Vincent Engel, La peur du paradis

Bûchers d’amour

Vin­cent ENGELLa peur du par­adis, Lat­tès, 2009

engel la peur du paradisDepuis près d’une dizaine d’années, depuis Retour à Mon­techiar­ro qui lui a valu des prix alléchants, Vin­cent Engel s’adonne, entre autres écri­t­ures, à celle des fastes choraux de la saga ital­i­enne et plus par­ti­c­ulière­ment toscane. Avec La peur du par­adis, sa pas­sion pour la pénin­sule se déplace vers le sud, dans la province de Bari, au cœur des Pouilles.
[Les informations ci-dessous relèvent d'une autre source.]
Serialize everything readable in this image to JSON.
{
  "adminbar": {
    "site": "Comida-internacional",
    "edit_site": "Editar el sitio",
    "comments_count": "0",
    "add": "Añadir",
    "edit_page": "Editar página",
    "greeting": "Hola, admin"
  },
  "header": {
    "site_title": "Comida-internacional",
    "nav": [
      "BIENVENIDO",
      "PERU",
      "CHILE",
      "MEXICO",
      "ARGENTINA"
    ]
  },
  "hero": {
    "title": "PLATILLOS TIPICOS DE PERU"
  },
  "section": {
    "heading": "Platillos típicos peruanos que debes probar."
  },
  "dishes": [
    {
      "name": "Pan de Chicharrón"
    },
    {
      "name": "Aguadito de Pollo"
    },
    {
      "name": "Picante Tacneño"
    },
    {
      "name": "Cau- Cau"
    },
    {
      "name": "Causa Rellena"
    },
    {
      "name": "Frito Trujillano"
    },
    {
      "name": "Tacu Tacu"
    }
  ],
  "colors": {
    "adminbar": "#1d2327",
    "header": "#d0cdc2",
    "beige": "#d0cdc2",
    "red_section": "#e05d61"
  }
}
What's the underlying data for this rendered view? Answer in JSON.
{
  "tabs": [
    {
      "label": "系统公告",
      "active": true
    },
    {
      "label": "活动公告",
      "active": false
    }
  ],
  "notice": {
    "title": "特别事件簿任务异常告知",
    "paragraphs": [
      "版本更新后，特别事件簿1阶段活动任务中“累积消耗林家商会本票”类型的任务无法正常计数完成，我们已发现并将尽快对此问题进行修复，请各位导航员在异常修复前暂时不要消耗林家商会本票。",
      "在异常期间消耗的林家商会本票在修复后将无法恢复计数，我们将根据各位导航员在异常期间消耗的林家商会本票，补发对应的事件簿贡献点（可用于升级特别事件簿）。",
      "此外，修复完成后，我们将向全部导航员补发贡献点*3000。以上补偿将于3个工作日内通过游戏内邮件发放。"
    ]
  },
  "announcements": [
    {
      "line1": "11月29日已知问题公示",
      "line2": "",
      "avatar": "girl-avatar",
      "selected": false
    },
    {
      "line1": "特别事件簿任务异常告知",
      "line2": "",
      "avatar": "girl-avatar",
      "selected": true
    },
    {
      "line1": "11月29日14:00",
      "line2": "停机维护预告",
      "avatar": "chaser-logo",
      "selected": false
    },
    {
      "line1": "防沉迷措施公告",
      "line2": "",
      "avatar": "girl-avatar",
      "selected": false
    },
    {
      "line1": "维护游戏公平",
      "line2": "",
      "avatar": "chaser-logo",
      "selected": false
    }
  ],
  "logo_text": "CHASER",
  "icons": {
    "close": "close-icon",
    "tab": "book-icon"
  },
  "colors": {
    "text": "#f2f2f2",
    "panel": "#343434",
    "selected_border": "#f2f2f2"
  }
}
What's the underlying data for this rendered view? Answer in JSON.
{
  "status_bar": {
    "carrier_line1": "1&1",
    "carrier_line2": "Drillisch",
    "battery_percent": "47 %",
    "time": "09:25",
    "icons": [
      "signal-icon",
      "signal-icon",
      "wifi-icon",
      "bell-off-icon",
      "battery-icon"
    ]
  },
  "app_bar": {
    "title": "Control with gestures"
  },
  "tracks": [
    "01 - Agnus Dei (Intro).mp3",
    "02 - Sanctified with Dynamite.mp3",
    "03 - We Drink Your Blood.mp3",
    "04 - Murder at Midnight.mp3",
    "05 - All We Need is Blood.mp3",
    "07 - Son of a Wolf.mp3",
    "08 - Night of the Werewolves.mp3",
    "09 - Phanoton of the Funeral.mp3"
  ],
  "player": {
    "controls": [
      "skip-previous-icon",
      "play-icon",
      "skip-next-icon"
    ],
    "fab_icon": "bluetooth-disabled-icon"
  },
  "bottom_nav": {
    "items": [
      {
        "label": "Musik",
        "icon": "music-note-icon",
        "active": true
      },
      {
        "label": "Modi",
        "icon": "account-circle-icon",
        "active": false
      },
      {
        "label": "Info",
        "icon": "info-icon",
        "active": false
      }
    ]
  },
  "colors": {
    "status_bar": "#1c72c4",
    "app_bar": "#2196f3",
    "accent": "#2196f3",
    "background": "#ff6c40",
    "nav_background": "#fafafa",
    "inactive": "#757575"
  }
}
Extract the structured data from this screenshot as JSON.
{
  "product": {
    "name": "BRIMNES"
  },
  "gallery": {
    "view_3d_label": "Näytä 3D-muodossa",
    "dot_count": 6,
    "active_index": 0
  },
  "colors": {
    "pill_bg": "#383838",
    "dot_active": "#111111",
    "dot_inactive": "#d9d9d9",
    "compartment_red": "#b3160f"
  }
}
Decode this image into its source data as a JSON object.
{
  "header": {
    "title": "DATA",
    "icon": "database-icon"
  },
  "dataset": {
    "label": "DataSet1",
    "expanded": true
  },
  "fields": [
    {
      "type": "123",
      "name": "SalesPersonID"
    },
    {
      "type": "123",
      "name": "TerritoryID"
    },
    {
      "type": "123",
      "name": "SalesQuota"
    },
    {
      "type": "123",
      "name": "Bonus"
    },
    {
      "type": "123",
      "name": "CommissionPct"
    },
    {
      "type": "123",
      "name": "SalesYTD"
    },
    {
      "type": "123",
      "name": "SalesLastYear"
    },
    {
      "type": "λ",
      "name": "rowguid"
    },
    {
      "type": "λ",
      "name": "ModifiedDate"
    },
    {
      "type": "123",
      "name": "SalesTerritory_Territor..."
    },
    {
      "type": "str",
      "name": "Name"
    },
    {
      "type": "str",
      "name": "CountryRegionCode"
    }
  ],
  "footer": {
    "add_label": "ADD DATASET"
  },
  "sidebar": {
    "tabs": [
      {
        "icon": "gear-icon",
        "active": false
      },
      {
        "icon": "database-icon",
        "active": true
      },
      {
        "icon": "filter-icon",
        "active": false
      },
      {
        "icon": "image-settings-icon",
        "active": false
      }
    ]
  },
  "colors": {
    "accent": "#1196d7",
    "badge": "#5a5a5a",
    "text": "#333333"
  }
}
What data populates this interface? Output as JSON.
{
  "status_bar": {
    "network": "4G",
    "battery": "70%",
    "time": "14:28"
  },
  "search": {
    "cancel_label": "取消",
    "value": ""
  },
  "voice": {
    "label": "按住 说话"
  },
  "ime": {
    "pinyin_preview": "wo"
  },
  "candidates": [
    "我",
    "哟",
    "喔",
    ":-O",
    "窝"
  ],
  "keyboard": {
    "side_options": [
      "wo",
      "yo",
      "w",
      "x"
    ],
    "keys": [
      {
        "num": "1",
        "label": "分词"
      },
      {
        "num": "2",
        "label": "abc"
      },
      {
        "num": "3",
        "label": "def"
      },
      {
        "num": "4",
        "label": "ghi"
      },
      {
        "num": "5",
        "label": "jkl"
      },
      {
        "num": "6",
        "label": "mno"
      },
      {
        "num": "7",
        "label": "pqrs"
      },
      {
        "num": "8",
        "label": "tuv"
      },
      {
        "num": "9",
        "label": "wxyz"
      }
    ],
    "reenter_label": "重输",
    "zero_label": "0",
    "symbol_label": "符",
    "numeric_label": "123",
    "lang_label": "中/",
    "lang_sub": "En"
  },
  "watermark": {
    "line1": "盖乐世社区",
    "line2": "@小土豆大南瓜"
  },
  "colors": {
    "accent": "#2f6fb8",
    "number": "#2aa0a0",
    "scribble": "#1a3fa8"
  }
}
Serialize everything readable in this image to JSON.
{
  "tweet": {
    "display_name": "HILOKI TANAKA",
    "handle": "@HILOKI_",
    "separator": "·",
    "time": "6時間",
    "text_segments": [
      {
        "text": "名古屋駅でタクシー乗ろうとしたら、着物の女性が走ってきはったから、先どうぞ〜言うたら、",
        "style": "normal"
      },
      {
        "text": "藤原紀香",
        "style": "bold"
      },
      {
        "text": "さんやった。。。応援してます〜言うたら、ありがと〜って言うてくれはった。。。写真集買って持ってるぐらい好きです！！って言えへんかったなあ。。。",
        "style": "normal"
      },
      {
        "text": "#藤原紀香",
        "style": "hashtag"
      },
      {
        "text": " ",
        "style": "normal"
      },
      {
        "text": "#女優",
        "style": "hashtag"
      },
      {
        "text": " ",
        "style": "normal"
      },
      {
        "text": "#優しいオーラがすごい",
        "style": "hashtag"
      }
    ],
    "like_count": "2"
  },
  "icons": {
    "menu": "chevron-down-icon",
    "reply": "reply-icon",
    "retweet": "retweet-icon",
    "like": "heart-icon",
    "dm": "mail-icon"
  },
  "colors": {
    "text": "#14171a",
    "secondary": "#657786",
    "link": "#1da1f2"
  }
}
Une « his­toire d’amour or et bleue » selon la dédi­cace même de l’ouvrage, qui elle aus­si se déplace plus résol­u­ment encore vers la grande tra­di­tion du feuil­leton sen­ti­men­tal où la force du des­tin et de mul­ti­ples péripéties con­trari­ent le pur amour de deux ado­les­cents que tout sem­blait devoir réu­nir. En maître du genre, Engel ne ménage ni les rebondisse­ments ni les com­porte­ments extrêmes de per­son­nages dont les états d’âme, rap­portés avec une minu­tie récur­rente, huilent cette mécanique implaca­ble où, tou­jours selon les lois du feuil­leton, cha­cun fait ce qu’il faut (et que bien enten­du, il ne faudrait pas faire) pour que la ten­sion dra­ma­tique et la frus­tra­tion des acteurs ne se relâchent pas.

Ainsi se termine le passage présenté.